Krystle Campbell was one year older than I am; Tamerlan Tsarnaev was
one year younger than I am. Reading the stories of the dead have left me
wondering what people will say about me when I die. If I don't like
what I think they'll say, what are the behavior and attitude changes I
need to make now? If I died today, would my friends and family know how
much I love them? Who would miss my ministry if I died
now? These are the things I have been thinking in the past couple of weeks as I try to
process all that has happened.
This time, I really have finished our blog series. Seriously. I wrote scheduled all the rest of the posts through May, starting this Wednesday night. Third time's the charm?
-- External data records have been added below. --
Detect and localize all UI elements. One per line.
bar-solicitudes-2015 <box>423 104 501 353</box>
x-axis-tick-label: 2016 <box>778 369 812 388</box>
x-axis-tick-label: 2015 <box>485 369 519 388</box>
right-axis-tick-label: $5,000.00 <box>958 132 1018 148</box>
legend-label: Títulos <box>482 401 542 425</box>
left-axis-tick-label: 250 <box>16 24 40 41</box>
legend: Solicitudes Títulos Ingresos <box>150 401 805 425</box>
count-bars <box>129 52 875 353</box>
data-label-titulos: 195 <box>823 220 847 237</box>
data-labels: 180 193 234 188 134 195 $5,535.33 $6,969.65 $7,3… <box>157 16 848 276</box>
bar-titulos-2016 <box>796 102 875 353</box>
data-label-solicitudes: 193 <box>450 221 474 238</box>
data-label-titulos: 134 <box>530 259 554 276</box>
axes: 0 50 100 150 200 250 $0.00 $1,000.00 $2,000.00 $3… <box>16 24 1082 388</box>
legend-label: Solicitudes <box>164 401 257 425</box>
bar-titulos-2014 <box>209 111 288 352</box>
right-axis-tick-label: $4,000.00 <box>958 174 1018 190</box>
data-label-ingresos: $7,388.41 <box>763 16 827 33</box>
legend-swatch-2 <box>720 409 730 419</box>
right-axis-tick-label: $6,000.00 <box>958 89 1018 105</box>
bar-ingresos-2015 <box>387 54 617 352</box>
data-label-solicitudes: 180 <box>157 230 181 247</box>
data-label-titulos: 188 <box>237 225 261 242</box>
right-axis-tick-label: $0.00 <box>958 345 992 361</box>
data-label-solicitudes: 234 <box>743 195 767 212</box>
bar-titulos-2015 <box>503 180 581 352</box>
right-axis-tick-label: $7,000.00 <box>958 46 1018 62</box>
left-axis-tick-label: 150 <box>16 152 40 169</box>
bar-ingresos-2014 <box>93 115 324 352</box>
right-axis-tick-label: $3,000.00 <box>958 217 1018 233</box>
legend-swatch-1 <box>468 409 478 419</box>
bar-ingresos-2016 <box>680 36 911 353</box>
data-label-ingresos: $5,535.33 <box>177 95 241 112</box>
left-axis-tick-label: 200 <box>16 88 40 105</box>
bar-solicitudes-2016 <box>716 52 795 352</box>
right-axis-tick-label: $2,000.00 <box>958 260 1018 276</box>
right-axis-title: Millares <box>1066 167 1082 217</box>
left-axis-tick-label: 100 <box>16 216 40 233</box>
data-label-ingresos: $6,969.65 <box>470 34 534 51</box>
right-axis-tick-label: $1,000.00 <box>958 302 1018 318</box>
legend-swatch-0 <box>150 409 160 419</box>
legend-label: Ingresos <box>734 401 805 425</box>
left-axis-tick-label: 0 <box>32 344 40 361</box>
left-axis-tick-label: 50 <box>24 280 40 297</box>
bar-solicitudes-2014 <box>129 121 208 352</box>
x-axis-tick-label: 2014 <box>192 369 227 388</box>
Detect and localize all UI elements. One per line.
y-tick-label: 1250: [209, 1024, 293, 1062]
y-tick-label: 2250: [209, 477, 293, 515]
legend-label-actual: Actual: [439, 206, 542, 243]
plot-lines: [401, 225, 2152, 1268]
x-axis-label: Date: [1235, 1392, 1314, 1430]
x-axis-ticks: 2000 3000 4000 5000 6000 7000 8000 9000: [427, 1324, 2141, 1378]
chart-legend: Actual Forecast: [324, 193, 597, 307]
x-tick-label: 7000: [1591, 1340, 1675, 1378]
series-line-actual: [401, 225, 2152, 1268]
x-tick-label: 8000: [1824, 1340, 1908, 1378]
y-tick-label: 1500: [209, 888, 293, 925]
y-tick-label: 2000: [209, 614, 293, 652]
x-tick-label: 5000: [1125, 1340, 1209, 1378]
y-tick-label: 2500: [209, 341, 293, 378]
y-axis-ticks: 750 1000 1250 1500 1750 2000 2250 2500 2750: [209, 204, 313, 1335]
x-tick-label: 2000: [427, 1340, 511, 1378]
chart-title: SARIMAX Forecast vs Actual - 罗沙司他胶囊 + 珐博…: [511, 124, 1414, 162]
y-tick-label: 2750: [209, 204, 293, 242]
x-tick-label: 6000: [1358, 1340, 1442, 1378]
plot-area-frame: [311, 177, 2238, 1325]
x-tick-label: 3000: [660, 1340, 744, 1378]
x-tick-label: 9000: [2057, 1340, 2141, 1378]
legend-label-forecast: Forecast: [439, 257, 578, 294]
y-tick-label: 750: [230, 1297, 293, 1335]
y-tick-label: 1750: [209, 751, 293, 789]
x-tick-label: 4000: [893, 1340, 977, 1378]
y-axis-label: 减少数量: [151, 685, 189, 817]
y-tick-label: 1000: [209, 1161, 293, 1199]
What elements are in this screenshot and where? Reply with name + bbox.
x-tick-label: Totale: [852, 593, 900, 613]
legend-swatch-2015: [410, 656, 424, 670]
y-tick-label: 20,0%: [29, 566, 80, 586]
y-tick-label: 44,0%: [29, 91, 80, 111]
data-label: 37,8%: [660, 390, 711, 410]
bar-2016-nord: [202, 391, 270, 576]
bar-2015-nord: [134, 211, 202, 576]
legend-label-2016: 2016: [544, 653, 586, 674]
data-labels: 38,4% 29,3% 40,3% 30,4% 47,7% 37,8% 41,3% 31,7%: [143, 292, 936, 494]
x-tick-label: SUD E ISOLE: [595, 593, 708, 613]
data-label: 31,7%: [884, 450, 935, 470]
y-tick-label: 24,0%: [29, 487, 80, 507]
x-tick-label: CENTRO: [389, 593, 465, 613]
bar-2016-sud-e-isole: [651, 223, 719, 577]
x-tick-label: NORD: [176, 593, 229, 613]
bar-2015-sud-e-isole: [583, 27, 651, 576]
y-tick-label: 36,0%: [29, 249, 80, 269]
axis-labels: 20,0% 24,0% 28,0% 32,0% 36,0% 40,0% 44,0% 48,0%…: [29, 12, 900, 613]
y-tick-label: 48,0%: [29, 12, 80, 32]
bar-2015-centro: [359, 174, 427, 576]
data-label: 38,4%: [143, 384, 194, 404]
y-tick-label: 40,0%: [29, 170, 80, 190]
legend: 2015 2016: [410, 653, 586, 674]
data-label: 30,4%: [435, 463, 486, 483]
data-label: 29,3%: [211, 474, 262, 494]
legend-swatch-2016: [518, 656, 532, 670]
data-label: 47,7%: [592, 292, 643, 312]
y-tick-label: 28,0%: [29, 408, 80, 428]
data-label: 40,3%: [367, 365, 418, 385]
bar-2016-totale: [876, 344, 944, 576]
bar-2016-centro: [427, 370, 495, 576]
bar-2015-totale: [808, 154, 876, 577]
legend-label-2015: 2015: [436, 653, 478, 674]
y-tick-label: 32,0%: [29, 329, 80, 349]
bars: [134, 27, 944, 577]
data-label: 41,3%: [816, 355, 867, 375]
In the meantime, here is an article from Slate that reflects on the bombings and the nature of evil:
“The Insane Root That Takes the Reason Prisoner”: Macbeth, Boston, and the two paradoxes of Evil
I've been thinking about it a lot, and about the idea that we harbor both noble intentions and evil urges within ourselves. Dzokhar definitely was under the influence of a brother who abused his wife and believed a perversion of Islam, and in a sense he "knew not what he did". On the other hand, he dropped a bomb in a group of children and walked away- a very conscious act. A professor I once had preached a sermon once and he touched on Harry Potter. He admires Harry's character because Harry acknowledged both sides of himself and he chose to do the right thing again and again. I think it's easier to label people as evil and vilify them than it is to acknowledge the evil impulse within us and to wrestle with it (and master it). What do we do with all this? I don't know yet, other than to hold dear God's compassion and justice both.